The following example binds a CBA access level to the Google Cloud console, the gcloud CLI, and a user's OAuth application.

  1. Log into the gcloud CLI.

    gcloud auth application-default login
    
  2. Create a policy_file.json file.

    You can specify applications using their OAuth client ID. To specify Google applications, use the application name, such as Cloud Console for the Google Cloud console. Only the Google Cloud console and Google Cloud SDK Google applications are supported.

    scopedAccessSettings:
    - scope:
        clientScope:
          restrictedClientApplication:
            name: Cloud Console
      activeSettings:
        accessLevels:
        - CBA_ACCESS_LEVEL
    - scope:
        clientScope:
          restrictedClientApplication:
            name: Google Cloud SDK
      activeSettings:
        accessLevels:
        - CBA_ACCESS_LEVEL
    - scope:
        clientScope:
          restrictedClientApplication:
            clientId: CLIENT_ID_1
      activeSettings:
        accessLevels:
        - CBA_ACCESS_LEVEL
    

    Replace the following:

    • CLIENT_ID_1: The OAuth client ID.
    • CBA_ACCESS_LEVEL: A CBA access level name in the format accessPolicies/POLICY_ID/accessLevels/ACCESS_LEVEL_NAME.
  3. Create the CBA access level binding.

    gcloud access-context-manager cloud-bindings create \
      --group-key='GROUP_KEY' \
      --organization='ORG_ID' \
      --binding-file=.../policy_file.json

    Replace GROUP_KEY with the context-aware access group and ORG_ID with your organization ID.

    If you don't have the GROUP_KEY available, you can retrieve it by calling the get method on the group resource.

  4. (Optional) Update an existing access level binding.

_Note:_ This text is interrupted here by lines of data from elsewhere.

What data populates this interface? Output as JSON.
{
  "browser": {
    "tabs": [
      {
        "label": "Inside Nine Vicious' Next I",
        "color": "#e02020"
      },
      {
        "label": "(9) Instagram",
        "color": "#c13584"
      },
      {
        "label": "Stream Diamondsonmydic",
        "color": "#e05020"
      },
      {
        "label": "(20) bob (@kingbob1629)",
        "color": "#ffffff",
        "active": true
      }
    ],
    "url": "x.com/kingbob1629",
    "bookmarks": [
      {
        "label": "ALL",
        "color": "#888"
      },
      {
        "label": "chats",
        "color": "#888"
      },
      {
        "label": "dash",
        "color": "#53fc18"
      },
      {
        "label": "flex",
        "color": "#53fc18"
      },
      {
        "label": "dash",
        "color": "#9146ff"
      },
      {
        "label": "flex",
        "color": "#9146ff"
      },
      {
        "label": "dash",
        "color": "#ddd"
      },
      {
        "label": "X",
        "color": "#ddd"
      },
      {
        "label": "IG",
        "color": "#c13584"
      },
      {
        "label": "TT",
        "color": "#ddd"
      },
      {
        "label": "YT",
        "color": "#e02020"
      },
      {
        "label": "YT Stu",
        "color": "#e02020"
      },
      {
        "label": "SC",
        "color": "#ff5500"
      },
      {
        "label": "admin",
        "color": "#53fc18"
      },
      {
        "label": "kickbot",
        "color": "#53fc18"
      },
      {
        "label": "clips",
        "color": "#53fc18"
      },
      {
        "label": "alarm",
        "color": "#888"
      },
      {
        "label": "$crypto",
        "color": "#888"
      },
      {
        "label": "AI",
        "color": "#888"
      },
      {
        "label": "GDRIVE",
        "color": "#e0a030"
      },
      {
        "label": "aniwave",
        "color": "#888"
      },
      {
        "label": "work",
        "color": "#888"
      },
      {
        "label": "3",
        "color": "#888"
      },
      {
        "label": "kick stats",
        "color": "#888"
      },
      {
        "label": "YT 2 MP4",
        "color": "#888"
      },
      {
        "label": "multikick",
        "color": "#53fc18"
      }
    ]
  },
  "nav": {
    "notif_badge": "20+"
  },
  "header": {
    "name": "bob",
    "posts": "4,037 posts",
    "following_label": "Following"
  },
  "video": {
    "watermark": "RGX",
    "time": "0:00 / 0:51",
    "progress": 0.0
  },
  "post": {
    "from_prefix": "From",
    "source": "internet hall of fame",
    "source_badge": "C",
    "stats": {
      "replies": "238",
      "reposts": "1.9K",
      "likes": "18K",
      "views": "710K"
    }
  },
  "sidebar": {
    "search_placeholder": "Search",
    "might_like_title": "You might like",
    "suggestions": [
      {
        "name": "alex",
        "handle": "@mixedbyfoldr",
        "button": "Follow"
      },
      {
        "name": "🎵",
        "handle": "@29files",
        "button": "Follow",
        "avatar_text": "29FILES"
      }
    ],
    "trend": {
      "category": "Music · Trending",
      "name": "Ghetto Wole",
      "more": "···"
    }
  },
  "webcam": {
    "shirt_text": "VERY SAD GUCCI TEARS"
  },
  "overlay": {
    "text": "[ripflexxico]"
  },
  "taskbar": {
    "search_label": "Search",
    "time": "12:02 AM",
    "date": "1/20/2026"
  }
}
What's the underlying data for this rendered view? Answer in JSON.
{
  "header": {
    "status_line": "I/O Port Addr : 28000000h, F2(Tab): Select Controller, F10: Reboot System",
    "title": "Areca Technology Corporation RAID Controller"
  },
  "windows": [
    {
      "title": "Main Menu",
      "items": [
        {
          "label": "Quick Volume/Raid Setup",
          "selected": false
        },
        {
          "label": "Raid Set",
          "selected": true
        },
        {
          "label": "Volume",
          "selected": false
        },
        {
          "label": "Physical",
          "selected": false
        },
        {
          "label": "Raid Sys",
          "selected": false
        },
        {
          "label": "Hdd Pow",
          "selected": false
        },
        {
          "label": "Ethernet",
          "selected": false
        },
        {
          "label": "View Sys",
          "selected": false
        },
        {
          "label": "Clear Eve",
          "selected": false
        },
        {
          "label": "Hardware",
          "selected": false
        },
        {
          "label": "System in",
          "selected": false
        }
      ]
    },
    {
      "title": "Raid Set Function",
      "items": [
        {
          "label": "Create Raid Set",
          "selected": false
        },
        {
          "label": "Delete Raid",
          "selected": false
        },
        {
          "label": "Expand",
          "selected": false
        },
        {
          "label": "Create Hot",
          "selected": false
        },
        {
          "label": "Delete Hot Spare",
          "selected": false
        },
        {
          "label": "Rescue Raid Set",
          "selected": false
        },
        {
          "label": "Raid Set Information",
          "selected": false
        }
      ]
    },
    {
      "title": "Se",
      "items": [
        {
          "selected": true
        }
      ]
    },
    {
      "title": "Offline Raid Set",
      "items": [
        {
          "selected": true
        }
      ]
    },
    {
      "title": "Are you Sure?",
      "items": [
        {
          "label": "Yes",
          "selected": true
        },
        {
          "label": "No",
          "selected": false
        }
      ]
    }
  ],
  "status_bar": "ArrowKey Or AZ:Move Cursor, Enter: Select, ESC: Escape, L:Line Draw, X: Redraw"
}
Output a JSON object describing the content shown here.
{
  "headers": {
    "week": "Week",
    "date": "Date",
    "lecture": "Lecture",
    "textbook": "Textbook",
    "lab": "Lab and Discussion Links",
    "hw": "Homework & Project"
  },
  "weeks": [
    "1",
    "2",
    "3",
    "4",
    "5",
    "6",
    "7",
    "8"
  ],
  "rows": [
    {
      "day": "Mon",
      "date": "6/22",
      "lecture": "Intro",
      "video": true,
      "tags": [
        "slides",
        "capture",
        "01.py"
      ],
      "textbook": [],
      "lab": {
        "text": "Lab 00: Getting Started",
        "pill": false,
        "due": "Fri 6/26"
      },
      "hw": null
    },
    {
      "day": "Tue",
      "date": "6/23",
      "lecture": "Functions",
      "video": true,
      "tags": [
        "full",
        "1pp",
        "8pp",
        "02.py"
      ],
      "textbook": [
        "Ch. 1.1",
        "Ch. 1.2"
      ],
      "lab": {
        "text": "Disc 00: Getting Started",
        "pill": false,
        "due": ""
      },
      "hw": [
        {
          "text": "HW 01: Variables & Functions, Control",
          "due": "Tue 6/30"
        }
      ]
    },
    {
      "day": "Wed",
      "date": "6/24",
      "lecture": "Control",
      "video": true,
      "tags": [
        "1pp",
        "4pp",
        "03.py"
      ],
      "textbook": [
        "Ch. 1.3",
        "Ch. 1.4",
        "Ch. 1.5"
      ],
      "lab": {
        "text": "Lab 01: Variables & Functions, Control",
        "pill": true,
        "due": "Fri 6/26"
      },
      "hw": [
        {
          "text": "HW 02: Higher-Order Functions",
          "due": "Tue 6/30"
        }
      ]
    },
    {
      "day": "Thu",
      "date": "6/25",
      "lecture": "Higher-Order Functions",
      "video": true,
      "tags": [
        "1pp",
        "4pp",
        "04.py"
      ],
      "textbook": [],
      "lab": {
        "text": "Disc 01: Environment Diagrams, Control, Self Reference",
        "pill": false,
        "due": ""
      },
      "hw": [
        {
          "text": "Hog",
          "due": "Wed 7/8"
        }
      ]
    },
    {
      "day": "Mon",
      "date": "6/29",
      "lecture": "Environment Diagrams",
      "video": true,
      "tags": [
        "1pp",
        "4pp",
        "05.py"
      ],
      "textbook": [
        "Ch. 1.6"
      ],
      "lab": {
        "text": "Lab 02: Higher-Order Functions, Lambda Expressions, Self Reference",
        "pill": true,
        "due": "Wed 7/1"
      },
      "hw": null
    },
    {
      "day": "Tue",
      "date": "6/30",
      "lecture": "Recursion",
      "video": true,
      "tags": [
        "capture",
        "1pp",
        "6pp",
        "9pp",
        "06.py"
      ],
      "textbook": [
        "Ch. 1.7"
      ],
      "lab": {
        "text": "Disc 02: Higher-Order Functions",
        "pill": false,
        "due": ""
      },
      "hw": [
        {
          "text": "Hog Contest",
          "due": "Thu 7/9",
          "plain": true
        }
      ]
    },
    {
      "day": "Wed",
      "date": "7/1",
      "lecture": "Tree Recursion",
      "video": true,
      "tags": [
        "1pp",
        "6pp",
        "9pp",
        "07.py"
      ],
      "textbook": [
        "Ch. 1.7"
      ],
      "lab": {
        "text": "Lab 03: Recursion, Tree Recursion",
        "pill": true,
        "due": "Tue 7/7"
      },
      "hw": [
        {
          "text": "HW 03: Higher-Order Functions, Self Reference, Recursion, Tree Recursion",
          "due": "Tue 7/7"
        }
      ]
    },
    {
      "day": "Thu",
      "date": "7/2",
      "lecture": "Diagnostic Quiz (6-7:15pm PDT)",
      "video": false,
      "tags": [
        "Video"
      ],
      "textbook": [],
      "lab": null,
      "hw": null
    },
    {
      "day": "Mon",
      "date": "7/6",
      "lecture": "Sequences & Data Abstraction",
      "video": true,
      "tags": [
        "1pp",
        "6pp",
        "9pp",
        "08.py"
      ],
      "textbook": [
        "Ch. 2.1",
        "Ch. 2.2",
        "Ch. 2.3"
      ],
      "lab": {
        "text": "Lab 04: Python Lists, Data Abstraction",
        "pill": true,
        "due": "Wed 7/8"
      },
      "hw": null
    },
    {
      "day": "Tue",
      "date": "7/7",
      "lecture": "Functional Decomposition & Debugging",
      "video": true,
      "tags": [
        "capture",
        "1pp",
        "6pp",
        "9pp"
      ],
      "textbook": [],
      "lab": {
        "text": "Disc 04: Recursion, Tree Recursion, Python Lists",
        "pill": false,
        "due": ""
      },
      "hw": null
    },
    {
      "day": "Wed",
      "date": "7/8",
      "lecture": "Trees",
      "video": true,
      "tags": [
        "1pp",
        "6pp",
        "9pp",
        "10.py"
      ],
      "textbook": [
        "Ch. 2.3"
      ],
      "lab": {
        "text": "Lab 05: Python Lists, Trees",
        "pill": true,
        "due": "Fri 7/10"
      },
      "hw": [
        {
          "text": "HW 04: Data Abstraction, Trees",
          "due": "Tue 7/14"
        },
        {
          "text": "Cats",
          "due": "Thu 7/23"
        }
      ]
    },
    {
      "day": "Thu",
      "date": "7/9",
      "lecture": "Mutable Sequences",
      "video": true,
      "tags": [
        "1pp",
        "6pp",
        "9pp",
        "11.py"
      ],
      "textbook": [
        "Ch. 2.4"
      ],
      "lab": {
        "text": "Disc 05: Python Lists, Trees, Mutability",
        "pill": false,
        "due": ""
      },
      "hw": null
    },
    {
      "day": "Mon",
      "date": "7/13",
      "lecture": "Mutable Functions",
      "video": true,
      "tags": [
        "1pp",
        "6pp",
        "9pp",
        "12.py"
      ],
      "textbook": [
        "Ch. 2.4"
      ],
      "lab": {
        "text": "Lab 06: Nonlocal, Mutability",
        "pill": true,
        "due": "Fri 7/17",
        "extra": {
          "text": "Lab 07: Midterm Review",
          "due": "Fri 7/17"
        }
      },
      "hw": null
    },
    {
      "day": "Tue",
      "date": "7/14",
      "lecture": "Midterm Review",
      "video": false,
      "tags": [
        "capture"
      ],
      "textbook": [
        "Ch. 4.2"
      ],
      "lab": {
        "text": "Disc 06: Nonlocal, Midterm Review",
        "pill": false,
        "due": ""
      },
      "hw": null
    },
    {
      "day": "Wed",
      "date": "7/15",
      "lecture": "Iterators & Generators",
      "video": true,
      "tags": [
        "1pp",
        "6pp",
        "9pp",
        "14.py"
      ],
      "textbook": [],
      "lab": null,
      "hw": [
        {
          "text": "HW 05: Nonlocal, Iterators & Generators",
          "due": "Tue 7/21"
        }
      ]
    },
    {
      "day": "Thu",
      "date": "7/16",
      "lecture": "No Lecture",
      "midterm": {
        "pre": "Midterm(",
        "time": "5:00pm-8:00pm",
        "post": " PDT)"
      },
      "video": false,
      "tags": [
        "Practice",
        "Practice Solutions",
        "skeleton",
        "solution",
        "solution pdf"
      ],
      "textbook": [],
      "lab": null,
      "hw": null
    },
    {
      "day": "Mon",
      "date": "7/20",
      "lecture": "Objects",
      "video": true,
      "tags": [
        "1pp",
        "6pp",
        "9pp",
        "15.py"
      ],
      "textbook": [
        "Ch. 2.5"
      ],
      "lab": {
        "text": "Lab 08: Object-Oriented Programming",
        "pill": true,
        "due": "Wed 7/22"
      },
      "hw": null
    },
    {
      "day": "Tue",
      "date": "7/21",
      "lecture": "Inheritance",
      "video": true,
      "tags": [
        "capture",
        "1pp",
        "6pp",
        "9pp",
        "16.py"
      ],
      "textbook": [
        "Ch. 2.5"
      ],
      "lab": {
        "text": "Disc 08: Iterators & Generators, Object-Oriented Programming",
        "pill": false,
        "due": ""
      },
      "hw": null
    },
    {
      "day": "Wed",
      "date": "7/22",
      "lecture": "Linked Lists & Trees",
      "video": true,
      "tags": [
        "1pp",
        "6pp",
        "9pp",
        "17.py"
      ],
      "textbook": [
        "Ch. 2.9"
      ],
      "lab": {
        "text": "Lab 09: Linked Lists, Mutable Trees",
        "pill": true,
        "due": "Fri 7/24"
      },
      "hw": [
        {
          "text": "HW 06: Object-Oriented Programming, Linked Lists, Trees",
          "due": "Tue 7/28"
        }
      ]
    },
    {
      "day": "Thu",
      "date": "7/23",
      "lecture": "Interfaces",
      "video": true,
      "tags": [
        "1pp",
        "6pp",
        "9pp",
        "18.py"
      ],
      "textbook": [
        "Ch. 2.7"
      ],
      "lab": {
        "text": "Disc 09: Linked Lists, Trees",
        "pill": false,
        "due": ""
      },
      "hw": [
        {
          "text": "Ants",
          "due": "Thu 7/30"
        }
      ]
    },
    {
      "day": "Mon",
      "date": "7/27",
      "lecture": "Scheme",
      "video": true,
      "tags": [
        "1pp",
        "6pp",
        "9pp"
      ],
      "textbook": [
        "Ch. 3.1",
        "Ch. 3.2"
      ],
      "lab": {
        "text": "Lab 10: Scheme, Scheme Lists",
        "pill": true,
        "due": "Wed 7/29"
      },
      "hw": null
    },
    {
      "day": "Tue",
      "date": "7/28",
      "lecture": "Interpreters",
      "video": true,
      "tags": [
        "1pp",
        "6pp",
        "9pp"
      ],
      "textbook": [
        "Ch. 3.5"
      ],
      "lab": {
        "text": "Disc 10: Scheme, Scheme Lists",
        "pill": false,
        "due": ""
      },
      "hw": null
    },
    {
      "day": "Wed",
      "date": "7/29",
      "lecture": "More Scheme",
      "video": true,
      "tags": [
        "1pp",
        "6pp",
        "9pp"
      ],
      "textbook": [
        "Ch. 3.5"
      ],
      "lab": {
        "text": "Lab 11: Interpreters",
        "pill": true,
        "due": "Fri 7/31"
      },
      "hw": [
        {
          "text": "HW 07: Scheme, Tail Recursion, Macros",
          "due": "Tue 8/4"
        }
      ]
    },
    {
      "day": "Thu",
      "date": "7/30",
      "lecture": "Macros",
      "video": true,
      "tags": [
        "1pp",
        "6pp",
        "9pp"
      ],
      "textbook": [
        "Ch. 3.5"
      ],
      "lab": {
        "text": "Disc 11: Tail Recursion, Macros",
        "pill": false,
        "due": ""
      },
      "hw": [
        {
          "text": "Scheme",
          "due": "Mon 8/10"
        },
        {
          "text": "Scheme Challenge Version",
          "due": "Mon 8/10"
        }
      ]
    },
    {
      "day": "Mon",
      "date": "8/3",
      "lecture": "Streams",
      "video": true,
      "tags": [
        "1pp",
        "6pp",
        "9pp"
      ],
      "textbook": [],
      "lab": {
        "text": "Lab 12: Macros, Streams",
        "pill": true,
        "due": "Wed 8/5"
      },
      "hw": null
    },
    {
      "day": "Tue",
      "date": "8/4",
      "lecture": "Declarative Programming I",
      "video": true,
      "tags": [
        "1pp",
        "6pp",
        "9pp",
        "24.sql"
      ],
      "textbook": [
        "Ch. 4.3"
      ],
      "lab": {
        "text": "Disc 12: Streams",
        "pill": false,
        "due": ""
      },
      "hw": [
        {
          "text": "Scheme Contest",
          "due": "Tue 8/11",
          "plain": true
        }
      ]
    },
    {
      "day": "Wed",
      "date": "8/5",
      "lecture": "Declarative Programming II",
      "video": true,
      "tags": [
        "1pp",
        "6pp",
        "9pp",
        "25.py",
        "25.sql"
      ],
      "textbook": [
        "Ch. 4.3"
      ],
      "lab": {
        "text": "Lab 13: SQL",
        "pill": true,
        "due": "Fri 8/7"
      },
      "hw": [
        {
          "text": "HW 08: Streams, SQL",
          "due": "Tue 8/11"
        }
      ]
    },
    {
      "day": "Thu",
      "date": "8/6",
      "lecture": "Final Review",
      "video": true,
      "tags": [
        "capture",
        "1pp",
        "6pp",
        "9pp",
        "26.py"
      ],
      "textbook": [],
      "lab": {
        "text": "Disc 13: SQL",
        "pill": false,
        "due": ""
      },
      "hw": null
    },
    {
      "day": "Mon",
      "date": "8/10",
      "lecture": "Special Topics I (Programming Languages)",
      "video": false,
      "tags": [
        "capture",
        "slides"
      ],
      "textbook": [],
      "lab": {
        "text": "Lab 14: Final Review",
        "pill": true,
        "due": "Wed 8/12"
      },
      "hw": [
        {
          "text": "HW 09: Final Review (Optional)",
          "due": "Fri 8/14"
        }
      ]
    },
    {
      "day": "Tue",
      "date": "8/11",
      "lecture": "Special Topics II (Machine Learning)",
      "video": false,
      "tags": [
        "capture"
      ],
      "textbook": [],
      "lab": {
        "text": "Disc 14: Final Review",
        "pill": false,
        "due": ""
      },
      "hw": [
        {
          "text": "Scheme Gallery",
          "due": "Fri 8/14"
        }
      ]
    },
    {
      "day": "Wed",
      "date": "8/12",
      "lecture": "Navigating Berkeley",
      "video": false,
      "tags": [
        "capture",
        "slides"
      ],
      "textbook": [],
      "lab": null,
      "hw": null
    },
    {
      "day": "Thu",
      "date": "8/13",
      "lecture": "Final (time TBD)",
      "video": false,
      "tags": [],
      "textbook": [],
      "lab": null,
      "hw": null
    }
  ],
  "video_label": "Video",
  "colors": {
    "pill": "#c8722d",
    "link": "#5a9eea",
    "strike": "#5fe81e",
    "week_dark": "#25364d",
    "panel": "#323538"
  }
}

    gcloud access-context-manager cloud-bindings update \
      --binding='BINDING_NAME' \
      --binding-file=.../policy_file.json

    Replace BINDING_NAME with the binding name that was automatically generated when the binding was created.

Exempt an application from a binding

Another way to apply a CBA access level without blocking client applications that don't support client certificates is to exempt those applications from the policy.

The following steps assume that you have previously created a CBA access level that requires certificates when determining access to resources.

  1. Create an exemption access level using one of the following methods.

  2. Create an exemption_file.json file.

    scopedAccessSettings:
    - scope:
        clientScope:
          restrictedClientApplication:
            clientId: CLIENT_ID_2
      activeSettings:
        accessLevels:
        - EXEMPT_ACCESS_LEVEL
    - scope:
        clientScope:
          restrictedClientApplication:
            name: APPLICATION_NAME_2
      activeSettings:
        accessLevels:
        - EXEMPT_ACCESS_LEVEL
    

    Replace the following:

    • CLIENT_ID_2: The OAuth client ID.
    • APPLICATION_NAME_2: The application name.
    • EXEMPT_ACCESS_LEVEL: An exemption access level name in the format accessPolicies/POLICY_ID/accessLevels/ACCESS_LEVEL_NAME.
  3. Create the exemption binding policy.

    gcloud access-context-manager cloud-bindings create \
      --group-key='GROUP_KEY' \
      --organization='ORG_ID' \
      --binding-file=.../exemption_file.json

    Replace GROUP_KEY with the context-aware access group and ORG_ID with your organization ID.

    If you don't have the GROUP_KEY available, you can retrieve it by calling the get method on the group resource.